Lenders reportedly are loosening their standards to qualify for a mortgage. Fannie Mae’s third-quarter 2017 Mortgage Lender Sentiment Survey shows the main reason behind the easing of credit has been the increased competition that lenders are feeling.
Across all loan types—GSE-eligible, non-GSE-eligible, and government—lenders reported easing credit standards over the last three months. Further, the net share of lenders who say they expect to ease credit over the next three months reached a survey high of 18 percent.
“Lenders further eased home mortgage credit standards during the third quarter, continuing a trend that started in late 2016,” says Doug Duncan, senior vice president and chief economist. “In particular, both the net share of lenders reporting easing on GSE-eligible loans for the prior three months and the share expecting to ease standards on those loans over the next three months increased to survey highs.
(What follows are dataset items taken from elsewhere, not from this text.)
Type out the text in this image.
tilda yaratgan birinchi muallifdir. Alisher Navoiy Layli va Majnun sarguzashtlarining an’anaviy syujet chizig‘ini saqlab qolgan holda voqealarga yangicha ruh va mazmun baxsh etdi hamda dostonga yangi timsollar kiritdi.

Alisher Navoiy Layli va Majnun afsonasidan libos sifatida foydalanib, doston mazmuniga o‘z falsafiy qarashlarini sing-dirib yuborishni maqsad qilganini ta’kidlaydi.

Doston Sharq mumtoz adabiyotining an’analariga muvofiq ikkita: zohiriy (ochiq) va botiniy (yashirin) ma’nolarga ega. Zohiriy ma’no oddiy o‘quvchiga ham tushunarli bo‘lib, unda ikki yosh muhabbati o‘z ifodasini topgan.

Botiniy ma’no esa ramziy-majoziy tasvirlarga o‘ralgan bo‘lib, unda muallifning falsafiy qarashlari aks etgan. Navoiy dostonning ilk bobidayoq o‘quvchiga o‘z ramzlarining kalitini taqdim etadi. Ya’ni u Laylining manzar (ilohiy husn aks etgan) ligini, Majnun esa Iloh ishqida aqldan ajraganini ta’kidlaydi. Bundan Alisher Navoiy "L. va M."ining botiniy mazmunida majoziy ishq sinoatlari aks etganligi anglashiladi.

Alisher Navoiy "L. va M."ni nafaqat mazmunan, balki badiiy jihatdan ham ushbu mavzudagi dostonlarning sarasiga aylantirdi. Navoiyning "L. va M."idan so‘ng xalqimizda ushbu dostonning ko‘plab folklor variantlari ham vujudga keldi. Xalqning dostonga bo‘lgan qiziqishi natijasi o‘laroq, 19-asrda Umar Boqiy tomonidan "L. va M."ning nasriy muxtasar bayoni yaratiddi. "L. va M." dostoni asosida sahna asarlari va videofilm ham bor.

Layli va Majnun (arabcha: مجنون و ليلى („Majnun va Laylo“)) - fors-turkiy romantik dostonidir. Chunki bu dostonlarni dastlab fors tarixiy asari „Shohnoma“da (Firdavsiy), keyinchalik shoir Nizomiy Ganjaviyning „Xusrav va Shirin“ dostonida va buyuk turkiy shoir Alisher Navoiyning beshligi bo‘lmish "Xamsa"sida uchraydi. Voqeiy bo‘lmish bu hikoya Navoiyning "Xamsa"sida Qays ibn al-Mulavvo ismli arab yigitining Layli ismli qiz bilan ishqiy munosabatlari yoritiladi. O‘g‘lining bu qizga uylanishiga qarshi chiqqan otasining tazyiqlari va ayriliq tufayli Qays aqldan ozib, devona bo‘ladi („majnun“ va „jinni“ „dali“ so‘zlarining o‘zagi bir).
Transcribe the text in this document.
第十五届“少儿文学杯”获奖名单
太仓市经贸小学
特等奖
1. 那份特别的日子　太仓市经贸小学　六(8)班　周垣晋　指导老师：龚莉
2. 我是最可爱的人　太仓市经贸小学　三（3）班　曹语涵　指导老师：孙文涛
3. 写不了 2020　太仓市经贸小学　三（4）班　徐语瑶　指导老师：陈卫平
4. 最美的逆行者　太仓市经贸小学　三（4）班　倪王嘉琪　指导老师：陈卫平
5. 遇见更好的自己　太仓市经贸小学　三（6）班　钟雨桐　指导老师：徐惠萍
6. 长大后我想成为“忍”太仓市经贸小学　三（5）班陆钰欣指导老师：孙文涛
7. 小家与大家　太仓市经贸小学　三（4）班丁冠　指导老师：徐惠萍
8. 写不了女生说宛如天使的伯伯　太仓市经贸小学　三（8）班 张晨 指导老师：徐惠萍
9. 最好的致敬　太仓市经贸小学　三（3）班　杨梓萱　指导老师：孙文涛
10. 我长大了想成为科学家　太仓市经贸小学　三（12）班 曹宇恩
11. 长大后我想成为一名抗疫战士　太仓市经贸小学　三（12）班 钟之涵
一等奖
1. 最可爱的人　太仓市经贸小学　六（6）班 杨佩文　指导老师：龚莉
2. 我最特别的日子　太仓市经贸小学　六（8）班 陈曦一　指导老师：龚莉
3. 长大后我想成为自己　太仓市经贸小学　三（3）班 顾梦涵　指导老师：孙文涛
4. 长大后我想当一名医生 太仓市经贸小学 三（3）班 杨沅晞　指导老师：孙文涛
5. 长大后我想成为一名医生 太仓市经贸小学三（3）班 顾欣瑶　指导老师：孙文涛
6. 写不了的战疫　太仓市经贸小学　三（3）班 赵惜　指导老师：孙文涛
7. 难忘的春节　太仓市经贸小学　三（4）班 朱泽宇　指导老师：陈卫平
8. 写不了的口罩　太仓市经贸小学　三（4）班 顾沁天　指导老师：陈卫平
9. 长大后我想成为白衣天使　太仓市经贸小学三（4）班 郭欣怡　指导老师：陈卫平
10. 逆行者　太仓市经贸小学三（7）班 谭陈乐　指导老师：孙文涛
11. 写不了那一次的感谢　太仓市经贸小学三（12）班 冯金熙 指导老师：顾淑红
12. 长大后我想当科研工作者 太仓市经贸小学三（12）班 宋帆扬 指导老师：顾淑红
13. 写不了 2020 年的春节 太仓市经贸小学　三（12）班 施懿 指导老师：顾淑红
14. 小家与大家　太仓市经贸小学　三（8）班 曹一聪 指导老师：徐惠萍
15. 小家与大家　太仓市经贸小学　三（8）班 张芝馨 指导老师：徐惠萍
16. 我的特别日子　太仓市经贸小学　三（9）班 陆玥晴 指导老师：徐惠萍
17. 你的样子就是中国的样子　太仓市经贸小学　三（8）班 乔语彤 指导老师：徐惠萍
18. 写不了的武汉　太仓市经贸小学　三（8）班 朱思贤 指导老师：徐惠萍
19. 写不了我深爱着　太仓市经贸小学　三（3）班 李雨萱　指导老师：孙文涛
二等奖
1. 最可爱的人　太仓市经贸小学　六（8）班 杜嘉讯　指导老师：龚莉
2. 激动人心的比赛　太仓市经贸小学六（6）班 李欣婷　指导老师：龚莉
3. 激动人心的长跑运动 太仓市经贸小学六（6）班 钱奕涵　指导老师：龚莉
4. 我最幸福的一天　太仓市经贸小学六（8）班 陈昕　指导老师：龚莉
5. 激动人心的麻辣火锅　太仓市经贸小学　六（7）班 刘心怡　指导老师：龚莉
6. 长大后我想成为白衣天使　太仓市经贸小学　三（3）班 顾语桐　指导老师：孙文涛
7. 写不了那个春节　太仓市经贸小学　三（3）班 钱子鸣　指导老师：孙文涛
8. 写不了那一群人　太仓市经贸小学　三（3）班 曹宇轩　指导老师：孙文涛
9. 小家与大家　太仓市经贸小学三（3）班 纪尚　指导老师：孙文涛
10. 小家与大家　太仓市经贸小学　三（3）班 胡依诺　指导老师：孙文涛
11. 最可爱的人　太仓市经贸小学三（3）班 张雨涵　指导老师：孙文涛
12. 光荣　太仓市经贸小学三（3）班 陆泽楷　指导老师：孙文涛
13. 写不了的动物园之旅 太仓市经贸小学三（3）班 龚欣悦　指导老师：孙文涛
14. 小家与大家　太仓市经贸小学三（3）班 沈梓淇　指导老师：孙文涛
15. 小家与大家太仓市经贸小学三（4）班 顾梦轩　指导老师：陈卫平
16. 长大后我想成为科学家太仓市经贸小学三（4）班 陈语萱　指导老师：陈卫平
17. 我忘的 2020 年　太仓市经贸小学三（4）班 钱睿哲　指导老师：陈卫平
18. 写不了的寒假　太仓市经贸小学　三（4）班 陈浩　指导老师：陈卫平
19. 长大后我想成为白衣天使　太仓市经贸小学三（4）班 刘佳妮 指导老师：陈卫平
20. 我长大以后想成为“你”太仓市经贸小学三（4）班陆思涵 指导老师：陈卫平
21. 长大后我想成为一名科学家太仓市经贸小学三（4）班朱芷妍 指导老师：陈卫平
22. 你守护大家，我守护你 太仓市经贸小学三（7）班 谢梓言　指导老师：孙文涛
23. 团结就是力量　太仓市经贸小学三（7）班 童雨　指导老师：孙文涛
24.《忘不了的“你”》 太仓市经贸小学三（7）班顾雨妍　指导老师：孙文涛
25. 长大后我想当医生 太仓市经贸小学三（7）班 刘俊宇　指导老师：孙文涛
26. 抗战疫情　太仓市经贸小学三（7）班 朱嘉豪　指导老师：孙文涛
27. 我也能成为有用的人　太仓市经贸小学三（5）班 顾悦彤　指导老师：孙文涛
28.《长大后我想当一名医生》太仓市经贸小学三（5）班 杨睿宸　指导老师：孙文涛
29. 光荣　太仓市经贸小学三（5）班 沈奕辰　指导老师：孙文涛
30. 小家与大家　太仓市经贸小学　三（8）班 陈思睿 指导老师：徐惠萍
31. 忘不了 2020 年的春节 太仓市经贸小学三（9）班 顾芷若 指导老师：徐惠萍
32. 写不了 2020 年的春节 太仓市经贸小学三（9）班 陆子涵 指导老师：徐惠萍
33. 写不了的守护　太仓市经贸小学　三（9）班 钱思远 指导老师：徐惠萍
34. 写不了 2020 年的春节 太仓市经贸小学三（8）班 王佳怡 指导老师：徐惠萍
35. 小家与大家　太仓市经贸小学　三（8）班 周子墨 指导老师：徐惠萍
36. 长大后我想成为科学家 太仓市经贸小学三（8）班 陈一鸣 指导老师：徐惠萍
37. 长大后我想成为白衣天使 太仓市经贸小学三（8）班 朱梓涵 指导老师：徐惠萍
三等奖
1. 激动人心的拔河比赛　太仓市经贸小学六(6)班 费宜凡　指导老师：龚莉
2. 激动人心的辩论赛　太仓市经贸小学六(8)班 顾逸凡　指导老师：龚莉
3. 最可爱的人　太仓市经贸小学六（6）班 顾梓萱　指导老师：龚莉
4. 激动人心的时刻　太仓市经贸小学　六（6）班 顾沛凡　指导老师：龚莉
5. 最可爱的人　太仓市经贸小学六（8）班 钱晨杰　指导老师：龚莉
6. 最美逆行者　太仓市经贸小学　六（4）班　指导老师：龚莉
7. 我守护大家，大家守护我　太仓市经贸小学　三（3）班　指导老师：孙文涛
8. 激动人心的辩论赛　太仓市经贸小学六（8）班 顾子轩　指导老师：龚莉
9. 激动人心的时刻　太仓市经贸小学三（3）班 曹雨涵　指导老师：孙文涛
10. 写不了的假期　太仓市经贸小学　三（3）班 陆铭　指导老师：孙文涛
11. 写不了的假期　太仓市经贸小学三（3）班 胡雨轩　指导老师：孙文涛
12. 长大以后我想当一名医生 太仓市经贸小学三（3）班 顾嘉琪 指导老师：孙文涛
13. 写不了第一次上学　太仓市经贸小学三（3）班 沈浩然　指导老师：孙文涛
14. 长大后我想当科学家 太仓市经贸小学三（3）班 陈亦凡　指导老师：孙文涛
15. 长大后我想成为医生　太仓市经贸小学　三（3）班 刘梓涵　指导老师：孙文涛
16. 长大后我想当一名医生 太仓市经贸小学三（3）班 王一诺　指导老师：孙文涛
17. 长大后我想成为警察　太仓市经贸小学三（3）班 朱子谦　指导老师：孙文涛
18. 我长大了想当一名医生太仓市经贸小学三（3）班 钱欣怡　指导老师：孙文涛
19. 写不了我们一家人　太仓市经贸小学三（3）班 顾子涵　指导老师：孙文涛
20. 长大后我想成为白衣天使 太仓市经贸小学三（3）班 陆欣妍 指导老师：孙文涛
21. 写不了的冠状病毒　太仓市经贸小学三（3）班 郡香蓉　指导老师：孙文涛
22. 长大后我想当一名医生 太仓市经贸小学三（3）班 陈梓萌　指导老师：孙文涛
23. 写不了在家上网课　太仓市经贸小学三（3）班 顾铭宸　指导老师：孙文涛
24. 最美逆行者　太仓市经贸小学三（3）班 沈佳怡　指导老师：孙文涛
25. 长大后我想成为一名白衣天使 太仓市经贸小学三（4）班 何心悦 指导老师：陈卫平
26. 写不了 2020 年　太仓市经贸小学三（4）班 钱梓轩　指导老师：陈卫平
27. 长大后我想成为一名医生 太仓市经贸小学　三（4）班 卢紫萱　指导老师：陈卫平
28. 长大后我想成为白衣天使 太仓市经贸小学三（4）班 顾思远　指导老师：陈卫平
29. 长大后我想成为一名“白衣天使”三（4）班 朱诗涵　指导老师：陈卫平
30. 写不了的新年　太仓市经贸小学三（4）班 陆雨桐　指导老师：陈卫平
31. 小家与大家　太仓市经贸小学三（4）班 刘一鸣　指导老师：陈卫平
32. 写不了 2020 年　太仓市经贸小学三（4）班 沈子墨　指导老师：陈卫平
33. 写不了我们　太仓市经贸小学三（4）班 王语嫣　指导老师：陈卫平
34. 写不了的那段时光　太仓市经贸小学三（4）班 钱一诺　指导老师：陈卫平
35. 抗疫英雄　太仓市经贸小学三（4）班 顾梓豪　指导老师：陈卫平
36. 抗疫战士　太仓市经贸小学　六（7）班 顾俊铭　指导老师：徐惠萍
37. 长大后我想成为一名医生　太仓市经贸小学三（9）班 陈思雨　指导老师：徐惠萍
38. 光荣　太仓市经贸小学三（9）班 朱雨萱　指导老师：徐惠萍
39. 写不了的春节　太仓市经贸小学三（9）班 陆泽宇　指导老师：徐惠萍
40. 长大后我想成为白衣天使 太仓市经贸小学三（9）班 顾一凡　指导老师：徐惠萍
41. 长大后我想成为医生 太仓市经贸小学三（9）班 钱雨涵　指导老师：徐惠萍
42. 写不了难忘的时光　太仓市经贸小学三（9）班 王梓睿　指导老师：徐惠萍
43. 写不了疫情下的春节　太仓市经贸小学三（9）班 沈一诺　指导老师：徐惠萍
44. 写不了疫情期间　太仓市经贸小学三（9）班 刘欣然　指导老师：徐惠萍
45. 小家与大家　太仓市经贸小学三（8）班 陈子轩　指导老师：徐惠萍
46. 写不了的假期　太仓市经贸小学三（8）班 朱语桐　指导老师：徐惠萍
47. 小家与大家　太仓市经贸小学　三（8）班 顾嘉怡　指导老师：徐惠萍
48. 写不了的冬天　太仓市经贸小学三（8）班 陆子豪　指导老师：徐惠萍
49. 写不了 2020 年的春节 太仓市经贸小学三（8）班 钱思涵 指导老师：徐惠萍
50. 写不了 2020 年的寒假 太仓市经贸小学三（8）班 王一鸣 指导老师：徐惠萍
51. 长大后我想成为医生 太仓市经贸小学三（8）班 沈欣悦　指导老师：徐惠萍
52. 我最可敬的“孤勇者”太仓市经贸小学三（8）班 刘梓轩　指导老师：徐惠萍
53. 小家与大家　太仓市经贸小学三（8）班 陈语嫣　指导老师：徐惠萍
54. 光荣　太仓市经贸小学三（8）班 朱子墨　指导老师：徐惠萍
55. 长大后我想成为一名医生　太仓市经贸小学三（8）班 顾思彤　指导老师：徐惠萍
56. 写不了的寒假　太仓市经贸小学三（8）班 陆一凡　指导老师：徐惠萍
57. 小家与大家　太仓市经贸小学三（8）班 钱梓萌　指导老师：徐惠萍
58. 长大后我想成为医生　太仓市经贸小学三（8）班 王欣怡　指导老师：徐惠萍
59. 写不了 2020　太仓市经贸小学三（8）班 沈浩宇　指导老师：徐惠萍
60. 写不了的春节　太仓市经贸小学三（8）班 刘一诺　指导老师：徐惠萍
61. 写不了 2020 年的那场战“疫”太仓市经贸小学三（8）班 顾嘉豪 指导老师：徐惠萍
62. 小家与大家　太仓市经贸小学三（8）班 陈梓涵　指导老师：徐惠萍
Lenders’ comments suggest that competitive pressure and more favorable guidelines for GSE loans have helped to bring about more easing of underwriting standards for those loans. We believe that GSE attempts to relieve repurchase concerns and expand credit for creditworthy borrowers have contributed to the easing trend.”
Loan demand has been down in recent months, as fewer homeowners refinance their mortgages. As such, lenders are reporting negative net profit margins for four consecutive quarters.
“The share of lenders citing competition from other lenders as the key reason for a negative profit market outlook rose to a new survey high,” Duncan says.